Molokini Crater snorkeling draws many tourists every year. The crater encompasses more than 20 acres, so while thousands of snorkelers may visit the crater daily during the summer it rarely feels crowded.
Molokini Crater snorkeling is just 2 ½ miles from Maui, which is a 30 minute boat ride. Located in the Alalakeiki Channel, the Molokini Crater is the remnants of a volcanic cinder cone. Part of the crate is 160 feet above water and creates a crescent like islet while the most amazing natural wonders are below the water’s surface. The crater is less than half a mile across.
Molokini crater snorkeling is tranquil within the actual crater as the back wall protects the inner crater from waves and high currents.

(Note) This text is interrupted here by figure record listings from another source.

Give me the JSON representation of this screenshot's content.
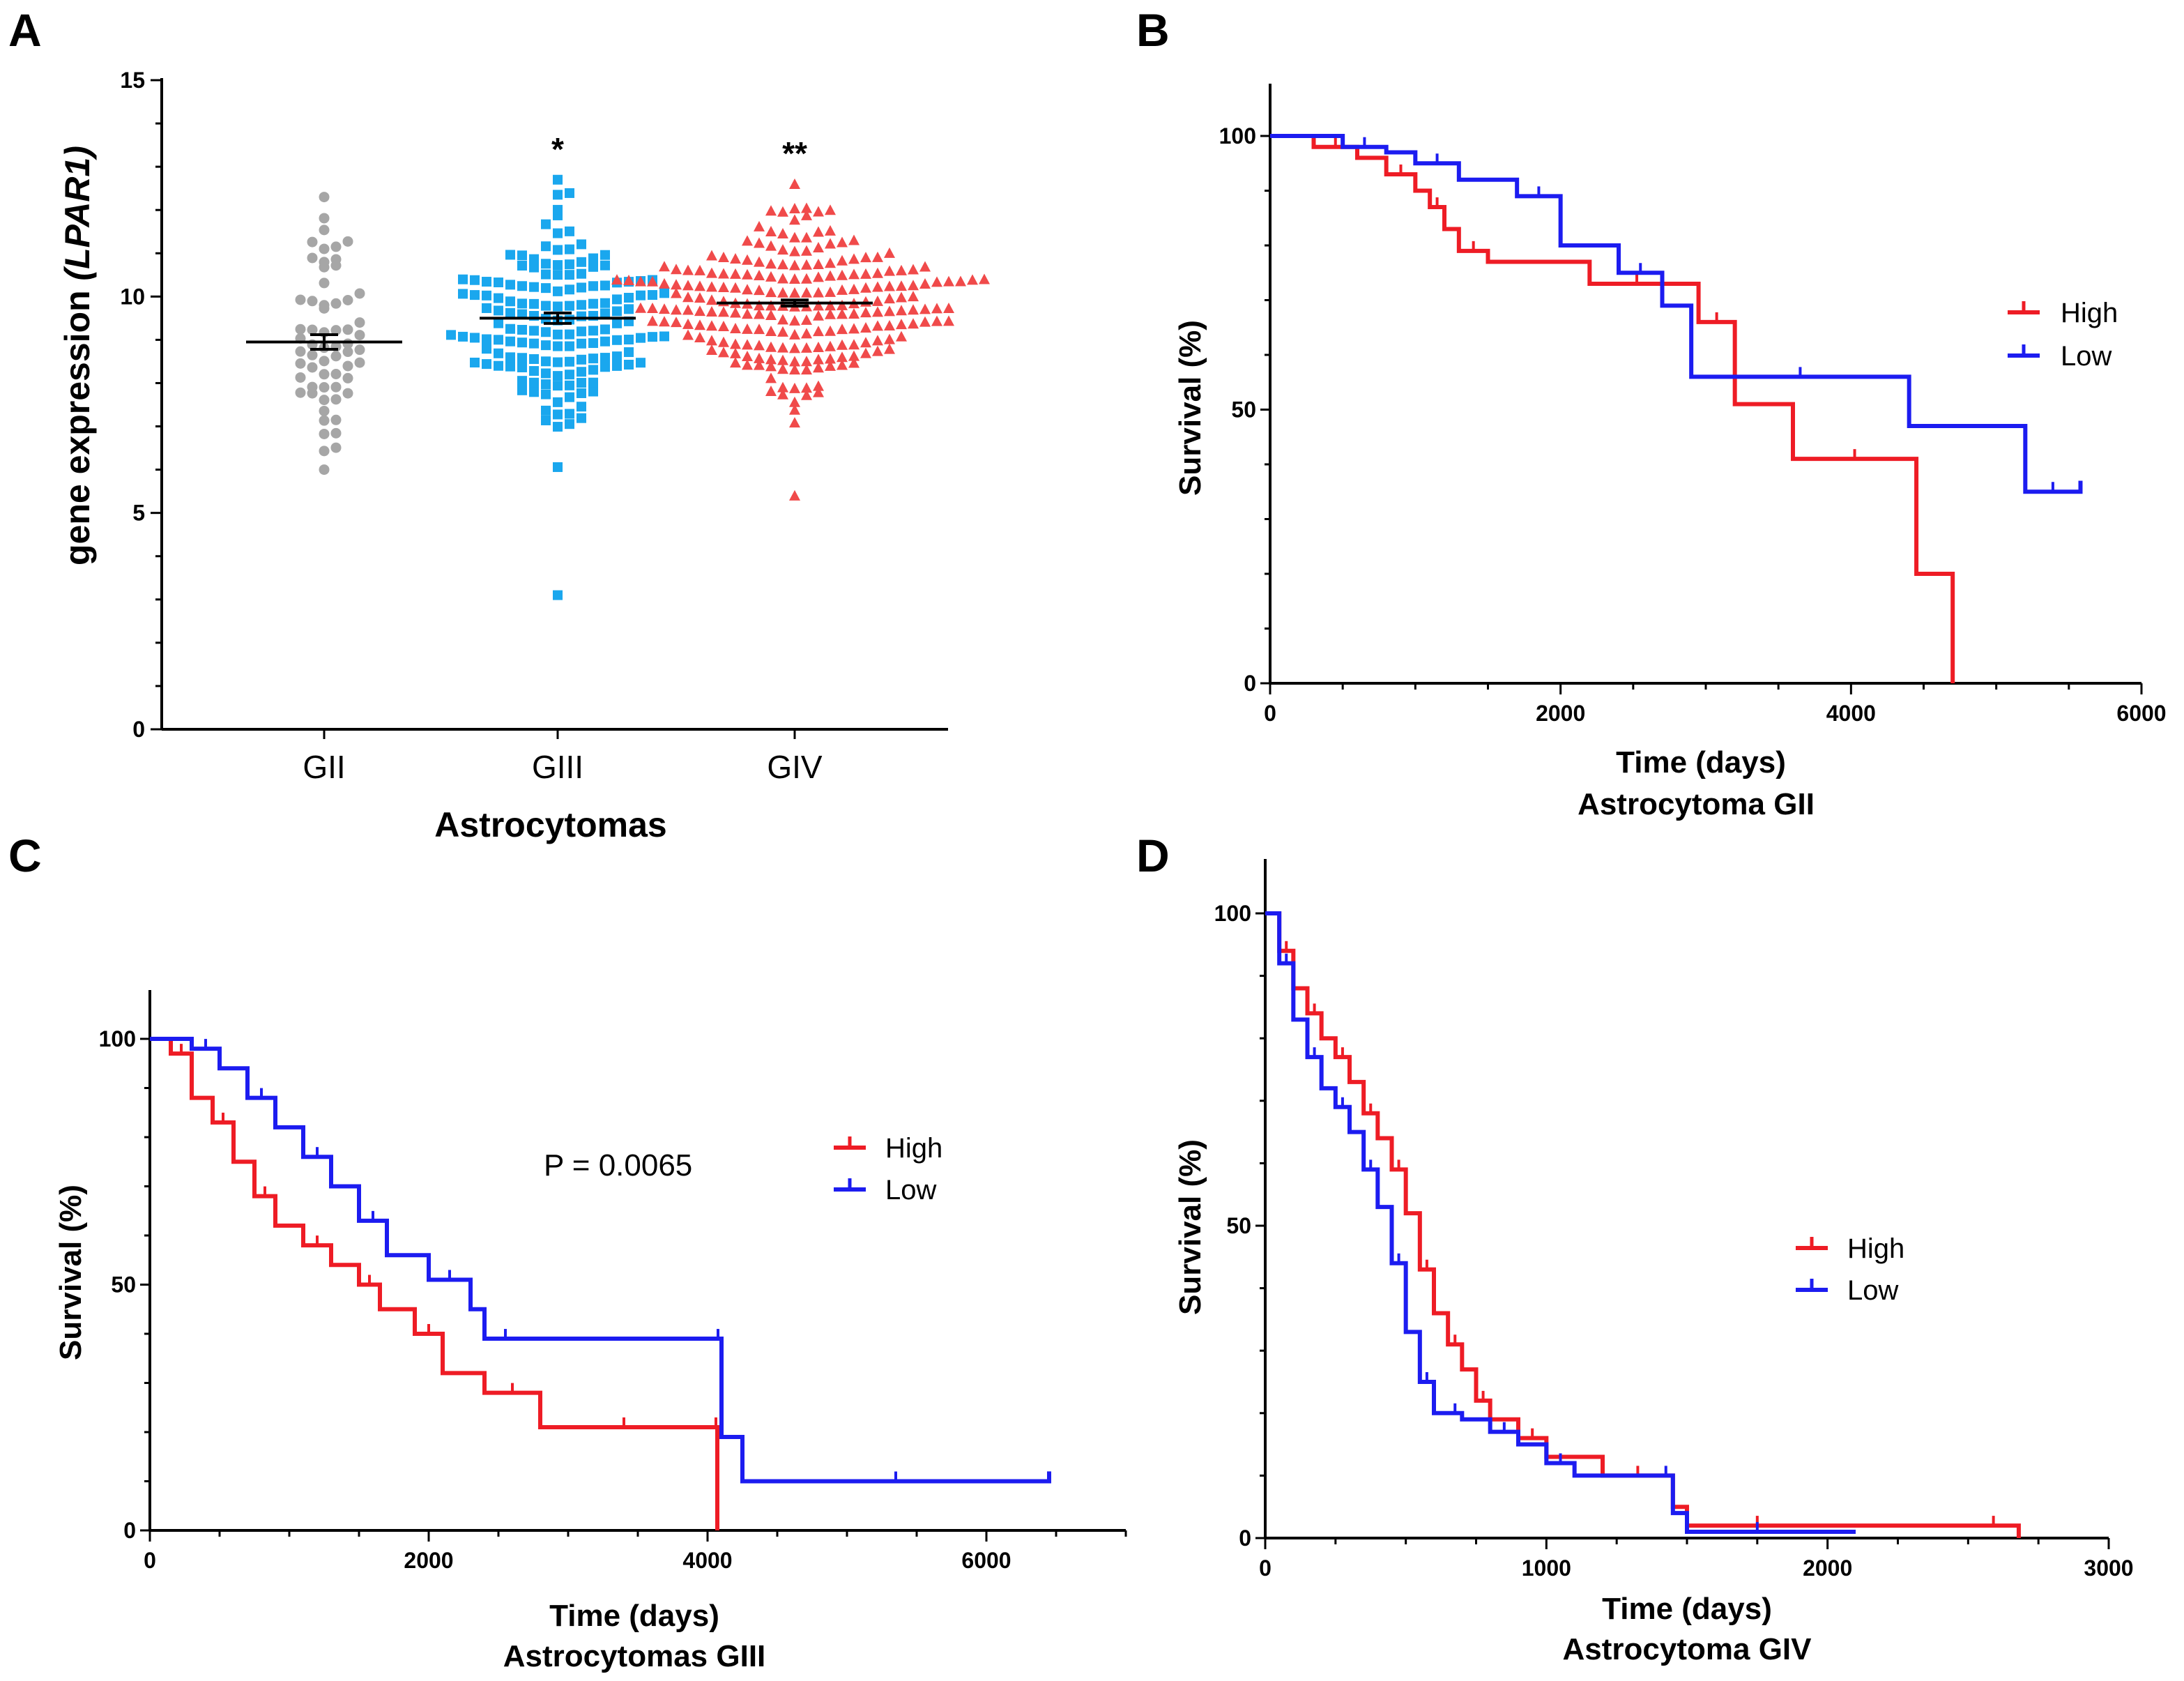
{
  "colors": {
    "high": "#ee1c25",
    "low": "#1c1cf0",
    "gii": "#a6a6a6",
    "giii": "#1aa7ee",
    "giv": "#f04a4a",
    "axis": "#000000"
  },
  "chart_data": [
    {
      "id": "A",
      "type": "scatter",
      "panel_label": "A",
      "title": "",
      "xlabel": "Astrocytomas",
      "ylabel": "gene expression (LPAR1)",
      "ylabel_plain": "gene expression ",
      "ylabel_italic": "(LPAR1)",
      "ylim": [
        0,
        15
      ],
      "yticks": [
        0,
        5,
        10,
        15
      ],
      "categories": [
        "GII",
        "GIII",
        "GIV"
      ],
      "groups": [
        {
          "name": "GII",
          "marker": "circle",
          "n": 62,
          "mean": 8.95,
          "sem": 0.17,
          "min": 6.0,
          "max": 12.3,
          "significance": ""
        },
        {
          "name": "GIII",
          "marker": "square",
          "n": 160,
          "mean": 9.5,
          "sem": 0.12,
          "min": 3.1,
          "max": 12.7,
          "significance": "*"
        },
        {
          "name": "GIV",
          "marker": "triangle",
          "n": 230,
          "mean": 9.85,
          "sem": 0.07,
          "min": 5.4,
          "max": 12.6,
          "significance": "**"
        }
      ]
    },
    {
      "id": "B",
      "type": "line",
      "panel_label": "B",
      "title": "Astrocytoma GII",
      "xlabel": "Time (days)",
      "ylabel": "Survival (%)",
      "xlim": [
        0,
        6000
      ],
      "ylim": [
        0,
        100
      ],
      "xticks": [
        0,
        2000,
        4000,
        6000
      ],
      "yticks": [
        0,
        50,
        100
      ],
      "annotation": "",
      "legend": [
        "High",
        "Low"
      ],
      "series": [
        {
          "name": "High",
          "x": [
            0,
            300,
            600,
            800,
            1000,
            1100,
            1200,
            1300,
            1500,
            2200,
            2850,
            2950,
            3200,
            3600,
            4450,
            4700
          ],
          "y": [
            100,
            98,
            96,
            93,
            90,
            87,
            83,
            79,
            77,
            73,
            73,
            66,
            51,
            41,
            20,
            0
          ]
        },
        {
          "name": "Low",
          "x": [
            0,
            500,
            800,
            1000,
            1300,
            1700,
            2000,
            2400,
            2700,
            2900,
            4400,
            5200,
            5580
          ],
          "y": [
            100,
            98,
            97,
            95,
            92,
            89,
            80,
            75,
            69,
            56,
            47,
            35,
            37
          ]
        }
      ]
    },
    {
      "id": "C",
      "type": "line",
      "panel_label": "C",
      "title": "Astrocytomas GIII",
      "xlabel": "Time (days)",
      "ylabel": "Survival (%)",
      "xlim": [
        0,
        7000
      ],
      "ylim": [
        0,
        100
      ],
      "xticks": [
        0,
        2000,
        4000,
        6000
      ],
      "yticks": [
        0,
        50,
        100
      ],
      "annotation": "P = 0.0065",
      "legend": [
        "High",
        "Low"
      ],
      "series": [
        {
          "name": "High",
          "x": [
            0,
            150,
            300,
            450,
            600,
            750,
            900,
            1100,
            1300,
            1500,
            1650,
            1900,
            2100,
            2400,
            2800,
            3200,
            3600,
            4050,
            4070
          ],
          "y": [
            100,
            97,
            88,
            83,
            75,
            68,
            62,
            58,
            54,
            50,
            45,
            40,
            32,
            28,
            21,
            21,
            21,
            21,
            0
          ]
        },
        {
          "name": "Low",
          "x": [
            0,
            300,
            500,
            700,
            900,
            1100,
            1300,
            1500,
            1700,
            2000,
            2300,
            2400,
            2700,
            4050,
            4100,
            4250,
            6450
          ],
          "y": [
            100,
            98,
            94,
            88,
            82,
            76,
            70,
            63,
            56,
            51,
            45,
            39,
            39,
            39,
            19,
            10,
            12
          ]
        }
      ]
    },
    {
      "id": "D",
      "type": "line",
      "panel_label": "D",
      "title": "Astrocytoma GIV",
      "xlabel": "Time (days)",
      "ylabel": "Survival  (%)",
      "xlim": [
        0,
        3000
      ],
      "ylim": [
        0,
        100
      ],
      "xticks": [
        0,
        1000,
        2000,
        3000
      ],
      "yticks": [
        0,
        50,
        100
      ],
      "annotation": "",
      "legend": [
        "High",
        "Low"
      ],
      "series": [
        {
          "name": "High",
          "x": [
            0,
            50,
            100,
            150,
            200,
            250,
            300,
            350,
            400,
            450,
            500,
            550,
            600,
            650,
            700,
            750,
            800,
            900,
            1000,
            1200,
            1450,
            1500,
            2000,
            2500,
            2680
          ],
          "y": [
            100,
            94,
            88,
            84,
            80,
            77,
            73,
            68,
            64,
            59,
            52,
            43,
            36,
            31,
            27,
            22,
            19,
            16,
            13,
            10,
            5,
            2,
            2,
            2,
            0
          ]
        },
        {
          "name": "Low",
          "x": [
            0,
            50,
            100,
            150,
            200,
            250,
            300,
            350,
            400,
            450,
            500,
            550,
            600,
            650,
            700,
            800,
            900,
            1000,
            1100,
            1400,
            1450,
            1500,
            2000,
            2100
          ],
          "y": [
            100,
            92,
            83,
            77,
            72,
            69,
            65,
            59,
            53,
            44,
            33,
            25,
            20,
            20,
            19,
            17,
            15,
            12,
            10,
            10,
            4,
            1,
            1,
            1
          ]
        }
      ]
    }
  ]
}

This results in pool like diving in a life size aquarium.. The inner area of the crater has a diameter of 1,7770 feet and is home to all kinds of sea life, coral, and indigenous fish. Snorkeling outside the crater’s edge is dangerous and should only be left to certified divers and experts. The area within the crater drops off into terrace like volcanic rock structures after approximately 200 yards.

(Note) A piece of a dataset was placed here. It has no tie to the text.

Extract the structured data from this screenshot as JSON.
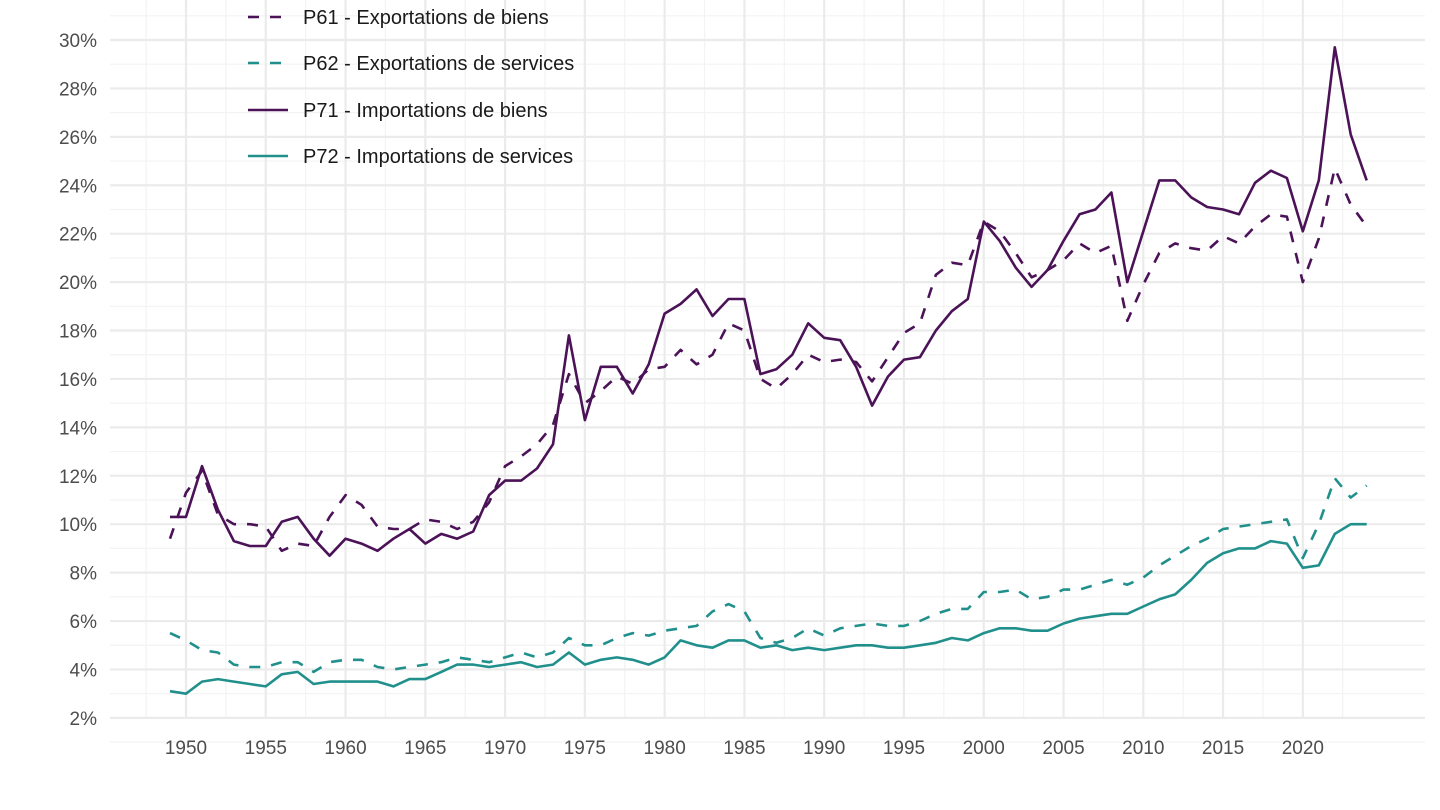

Tourists interested in Molokini crater snorkeling may plan the trip of a lifetime by booking a trip that incorporates an additional activity like whale watching or windsurfing. Some Molokini crater snorkeling packages are also centered around particular fish species, corals, and other sea animals.
The warmest water temperatures for Molokini Crater snorkeling is during the months of July through October when the water is in the low 80s. However, the water drops to the low to mid 70s during the winter months. Many tourists on their first Molokini crater snorkeling trip find a wetsuit necessary. Most tour guides will include these in the tour or rent one for a small fee.
Snuba is an option offered by many Molokini Crater snorkeling tours. This incurs an additional fee, but allows snorkelers to experience the beauty of SCUBA without having to wear the gear or get certified. Snuba allows for Molokini Crater snorkeling with a regulator in your mouth that is attached to a hose that is connected to a raft above the water. Snorkelers can reach depths of 20 feet with snuba and it’s worth the extra fee for many.
Snorkel in the Summer
Storms are not much of a concern during the summer and those that do approach shouldn’t affect your Molokini crater snorkel as they are usually short and fast. The trade winds pick up significantly during the day during the summer, making the early morning (7 am) the best time for a Molokini Crater snorkel.
Snorkel in the Winter
During October the Kona season begins and with it the winter season. The Kona season brings in the Kona winds and with them bad storms full of rain and bad surf. Many dive spots may be off limits during these storms, which can last up to two weeks, and could delay your Molokini crater snorkel. There are great diving sites available during the winter that can’t be visited during the summer, which is a benefit for a Molokini crater snorkel during this time. During the winter the water temperatures range from the low to mid 70s and most divers will need a wetsuit. The water visibility is the same as during the summer, except during storms when it is considerably reduced. Winter in Hawaii means storms, and there are usually two or three storms that can last as long as two weeks
Crater Snorkel and Others
After your Molokini crater snorkel you may want to snorkel or dive some of Maui’s other great dive spots. This includes Airport Beach, Honalua Bay, Black Rock, Kapalua Bay, Jodo Reef, Mala Wharf, Canoa Beach, and Marriott Reef. Beginners will love Jodo Reef as it is easily accessible and not deep. Marriott Reef has reefs as tall as 15 feet with all types of sea life.
Maui Must Sees
When you are out of the water there are other amazing sites you will want to see around Maui. Makhiku Falls are highly recommended and they are about a half a mile from the top of the Pipwai Trail. The falls are 185 feet tall, which is impressive. Continuing on the trail will carry you to Waimoku Falls, which are even more impressive.
Tourists should also check out Kuloa Point. However, it is dangerous to swim in the ocean here and tourists should stay in the pools. The trail that leads to Kuloa Point begins at the Kipahulu Visitor Center and winds its way past historic sites.